On voit un homme brisé, rongé par les regrets liés à son passé suggérés, se lier d’amitié avec Pita, alors qu’il était froid et distant au début, ne voulant être que son protecteur. Ce lien est notamment développé à travers l'entraînement qu’il lui fait suivre pour une compétition de natation, montrant les deux passionnés par une même cause.
Creasy va retrouver la joie de vivre grâce à Pita, mais tout bascule lorsqu’elle se fait enlever. Après une longue convalescence, il est lui-même suspecté par la police. À partir de là, Creasy se lance dans une quête de vengeance, croyant Pita morte après un échange raté. Il va alors se confronter à la corruption de la police, directement impliquée dans l’enlèvement, ainsi qu’au père de Pita lui-même, qu’il confronte avec sa réplique iconique : "A bullet always tells the truth." Bref, on ne peut se fier à personne : il est seul contre tous. Cela donne lieu à des scènes de poursuites épiques, des interrogatoires d’une grande violence, où Creasy ne fait preuve d’aucune pitié. On retrouve alors le Creasy évoqué par son ami : "Creasy's art is death. He's about to paint his masterpiece."

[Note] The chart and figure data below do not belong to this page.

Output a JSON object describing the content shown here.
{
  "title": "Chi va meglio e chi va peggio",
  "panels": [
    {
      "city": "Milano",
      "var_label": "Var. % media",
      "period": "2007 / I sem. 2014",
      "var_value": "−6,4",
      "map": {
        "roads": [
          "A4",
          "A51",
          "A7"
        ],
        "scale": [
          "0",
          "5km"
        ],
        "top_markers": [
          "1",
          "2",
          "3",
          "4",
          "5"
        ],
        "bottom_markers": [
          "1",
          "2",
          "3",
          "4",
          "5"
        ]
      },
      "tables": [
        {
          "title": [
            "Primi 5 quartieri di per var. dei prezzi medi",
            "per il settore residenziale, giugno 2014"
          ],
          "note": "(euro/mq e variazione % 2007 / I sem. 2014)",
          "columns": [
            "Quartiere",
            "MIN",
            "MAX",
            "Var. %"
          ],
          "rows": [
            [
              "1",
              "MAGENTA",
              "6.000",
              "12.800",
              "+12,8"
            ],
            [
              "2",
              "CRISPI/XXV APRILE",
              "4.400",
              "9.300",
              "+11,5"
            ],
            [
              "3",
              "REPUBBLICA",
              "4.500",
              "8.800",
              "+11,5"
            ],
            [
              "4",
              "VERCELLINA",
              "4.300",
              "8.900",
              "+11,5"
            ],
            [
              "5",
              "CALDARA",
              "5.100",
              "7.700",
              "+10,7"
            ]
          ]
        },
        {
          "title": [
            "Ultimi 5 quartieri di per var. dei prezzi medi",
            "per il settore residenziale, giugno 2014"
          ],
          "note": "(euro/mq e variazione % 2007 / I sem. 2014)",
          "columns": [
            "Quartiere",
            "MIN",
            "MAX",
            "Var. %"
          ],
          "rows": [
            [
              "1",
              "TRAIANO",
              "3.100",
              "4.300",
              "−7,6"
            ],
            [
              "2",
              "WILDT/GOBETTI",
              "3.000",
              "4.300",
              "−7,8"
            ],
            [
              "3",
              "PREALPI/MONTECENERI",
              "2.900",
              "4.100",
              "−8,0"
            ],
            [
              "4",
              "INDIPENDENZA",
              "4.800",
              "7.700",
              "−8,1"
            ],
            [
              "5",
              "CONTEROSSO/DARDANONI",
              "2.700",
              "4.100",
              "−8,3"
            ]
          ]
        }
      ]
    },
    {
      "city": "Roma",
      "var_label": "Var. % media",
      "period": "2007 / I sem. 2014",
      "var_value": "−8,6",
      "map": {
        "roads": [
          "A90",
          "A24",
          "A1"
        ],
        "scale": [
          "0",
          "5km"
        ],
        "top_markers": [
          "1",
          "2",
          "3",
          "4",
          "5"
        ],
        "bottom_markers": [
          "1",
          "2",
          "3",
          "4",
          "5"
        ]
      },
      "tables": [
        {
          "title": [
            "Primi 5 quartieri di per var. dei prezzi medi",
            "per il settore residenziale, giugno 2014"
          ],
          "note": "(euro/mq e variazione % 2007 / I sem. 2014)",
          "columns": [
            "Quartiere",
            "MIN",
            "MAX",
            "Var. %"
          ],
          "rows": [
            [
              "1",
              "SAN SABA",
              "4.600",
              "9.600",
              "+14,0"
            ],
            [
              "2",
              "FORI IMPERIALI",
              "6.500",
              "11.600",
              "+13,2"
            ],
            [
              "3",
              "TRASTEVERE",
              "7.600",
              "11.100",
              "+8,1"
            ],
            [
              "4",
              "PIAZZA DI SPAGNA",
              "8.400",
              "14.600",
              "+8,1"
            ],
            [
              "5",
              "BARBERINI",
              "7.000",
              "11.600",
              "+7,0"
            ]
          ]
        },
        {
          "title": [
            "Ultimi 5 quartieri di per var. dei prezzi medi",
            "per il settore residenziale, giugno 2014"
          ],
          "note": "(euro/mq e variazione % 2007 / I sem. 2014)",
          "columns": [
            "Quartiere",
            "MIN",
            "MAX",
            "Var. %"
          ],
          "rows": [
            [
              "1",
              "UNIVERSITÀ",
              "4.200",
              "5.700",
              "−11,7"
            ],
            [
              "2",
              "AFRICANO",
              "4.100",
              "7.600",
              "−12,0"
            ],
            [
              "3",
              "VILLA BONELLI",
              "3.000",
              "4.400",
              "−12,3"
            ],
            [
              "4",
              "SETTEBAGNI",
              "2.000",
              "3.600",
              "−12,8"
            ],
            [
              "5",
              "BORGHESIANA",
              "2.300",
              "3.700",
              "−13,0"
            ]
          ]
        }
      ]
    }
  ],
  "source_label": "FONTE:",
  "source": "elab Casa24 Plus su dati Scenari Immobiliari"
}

La mise en scène du film est d’ailleurs très particulière pouvant déranger certains : à plusieurs moments, elle devient mouvementée, avec des zooms, des dézooms, des accélérations, des ralentis ainsi que des lumières aveuglantes, comme si l’on se retrouvait à la place de Creasy, désorienté, perdu dans un pays étranger, saoul, en détresse, diminué, ayant perdu ses réflexes d’antan et surtout consumé par la vengeance.
L’introduction, épileptique et chaotique, va dans le même sens : elle montre un enlèvement typique au Mexique, avec le nombre d’enlèvements annuels affiché à l’écran.
La fin est déchirante, montrant la rédemption de Creasy, qui décide de se sacrifier pour sauver Pita.